To prevent a nightmare scenario in which hospitals are overflowing, she said Sibley is considering voluntarily canceling elective and semi-elective procedures at the hospital, a measure the health department had ordered for all hospitals at the start of the pandemic to free up staff. 

"Everyone is looking at their contingency plans. We need those staff members to take care of covid patients," Abele said.

At MedStar Washington Hospital Center, head of infectious diseases Glenn William Wortmann said nurses who typically work three to four shifts a week may be asked to work five or six shifts if the trajectory of the pandemic continues. 

"A very important message that we're trying to pound out there is that the people in the community can influence this.
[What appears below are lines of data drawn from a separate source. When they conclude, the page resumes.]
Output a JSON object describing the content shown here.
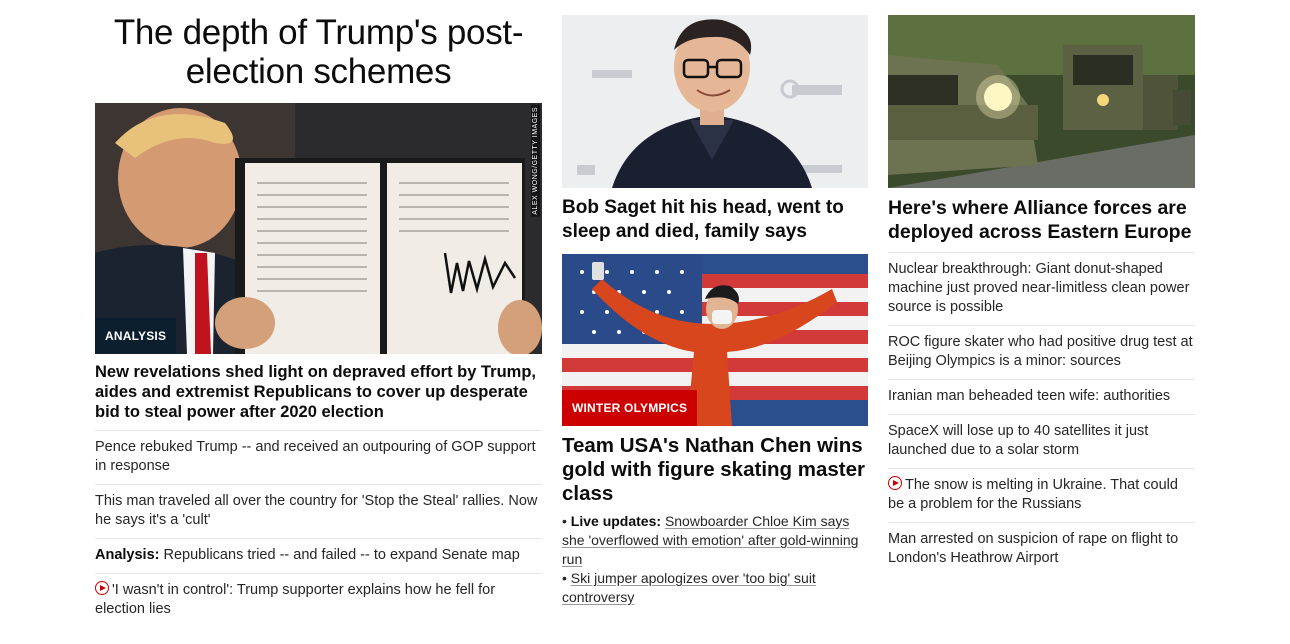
{
  "col1": {
    "banner_title": "The depth of Trump's post-election schemes",
    "hero_badge": "ANALYSIS",
    "hero_credit": "ALEX WONG/GETTY IMAGES",
    "headline": "New revelations shed light on depraved effort by Trump, aides and extremist Republicans to cover up desperate bid to steal power after 2020 election",
    "items": [
      {
        "text": "Pence rebuked Trump -- and received an outpouring of GOP support in response"
      },
      {
        "text": "This man traveled all over the country for 'Stop the Steal' rallies. Now he says it's a 'cult'"
      },
      {
        "prefix": "Analysis:",
        "text": "Republicans tried -- and failed -- to expand Senate map"
      },
      {
        "icon": "play-icon",
        "text": "'I wasn't in control': Trump supporter explains how he fell for election lies"
      }
    ]
  },
  "col2": {
    "story1_headline": "Bob Saget hit his head, went to sleep and died, family says",
    "story2_badge": "WINTER OLYMPICS",
    "story2_headline": "Team USA's Nathan Chen wins gold with figure skating master class",
    "update1_prefix": "Live updates:",
    "update1_text": "Snowboarder Chloe Kim says she 'overflowed with emotion' after gold-winning run",
    "update2_text": "Ski jumper apologizes over 'too big' suit controversy",
    "bullet": "•"
  },
  "col3": {
    "headline": "Here's where Alliance forces are deployed across Eastern Europe",
    "items": [
      {
        "text": "Nuclear breakthrough: Giant donut-shaped machine just proved near-limitless clean power source is possible"
      },
      {
        "text": "ROC figure skater who had positive drug test at Beijing Olympics is a minor: sources"
      },
      {
        "text": "Iranian man beheaded teen wife: authorities"
      },
      {
        "text": "SpaceX will lose up to 40 satellites it just launched due to a solar storm"
      },
      {
        "icon": "play-icon",
        "text": "The snow is melting in Ukraine. That could be a problem for the Russians"
      },
      {
        "text": "Man arrested on suspicion of rape on flight to London's Heathrow Airport"
      }
    ]
  },
  "colors": {
    "text": "#0c0c0c",
    "secondary_text": "#262626",
    "accent_red": "#cc0000",
    "analysis_badge": "#0b1f2e",
    "divider": "#e6e6e6"
  }
}
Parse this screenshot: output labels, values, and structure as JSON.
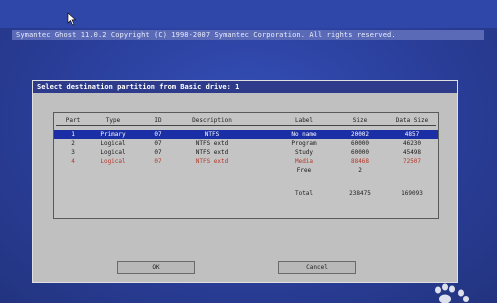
{
  "ghost": {
    "header_text": "Symantec Ghost 11.0.2   Copyright (C) 1998-2007 Symantec Corporation. All rights reserved."
  },
  "dialog": {
    "title": "Select destination partition from Basic drive: 1",
    "columns": [
      "Part",
      "Type",
      "ID",
      "Description",
      "Label",
      "Size",
      "Data Size"
    ],
    "rows": [
      {
        "part": "1",
        "type": "Primary",
        "id": "07",
        "description": "NTFS",
        "label": "No name",
        "size": "20002",
        "data_size": "4857",
        "selected": true
      },
      {
        "part": "2",
        "type": "Logical",
        "id": "07",
        "description": "NTFS extd",
        "label": "Program",
        "size": "60000",
        "data_size": "46230"
      },
      {
        "part": "3",
        "type": "Logical",
        "id": "07",
        "description": "NTFS extd",
        "label": "Study",
        "size": "60000",
        "data_size": "45498"
      },
      {
        "part": "4",
        "type": "Logical",
        "id": "07",
        "description": "NTFS extd",
        "label": "Media",
        "size": "88468",
        "data_size": "72507",
        "highlight": "red"
      }
    ],
    "free": {
      "label": "Free",
      "size": "2"
    },
    "total": {
      "label": "Total",
      "size": "238475",
      "data_size": "169093"
    },
    "ok_label": "OK",
    "cancel_label": "Cancel"
  },
  "colors": {
    "desktop": "#2b3f9e",
    "dialog_title_bg": "#2d3b8a",
    "selected_row": "#1a2ea6",
    "warning_text": "#b3392b"
  },
  "icons": [
    "mouse-cursor-icon",
    "paw-print-watermark-icon"
  ]
}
I cannot influence the numbers here in the hospital, but people in the community can control this," Wortmann said. 

Howard University Hospital chief executive Anita Jenkins said the hospital can now test patients for coronavirus on-site and get results within hours instead of a week and has an abundant supply of the drug remdesivir, which seems to help some covid-19 patients.

With more knowledge of the virus, treatments have improved and the proportion of covid-19 patients requiring intensive care has dropped, and their stays in the hospital are shorter, she said. A student group donated iPads so that every coronavirus patient has a device to conduct FaceTime calls with family members without risking exposure.

Meanwhile, Jenkins said she hopes the end is in sight - Howard just ordered a new subzero freezer to hold upward of 1,000 vials of an eventual coronavirus vaccine.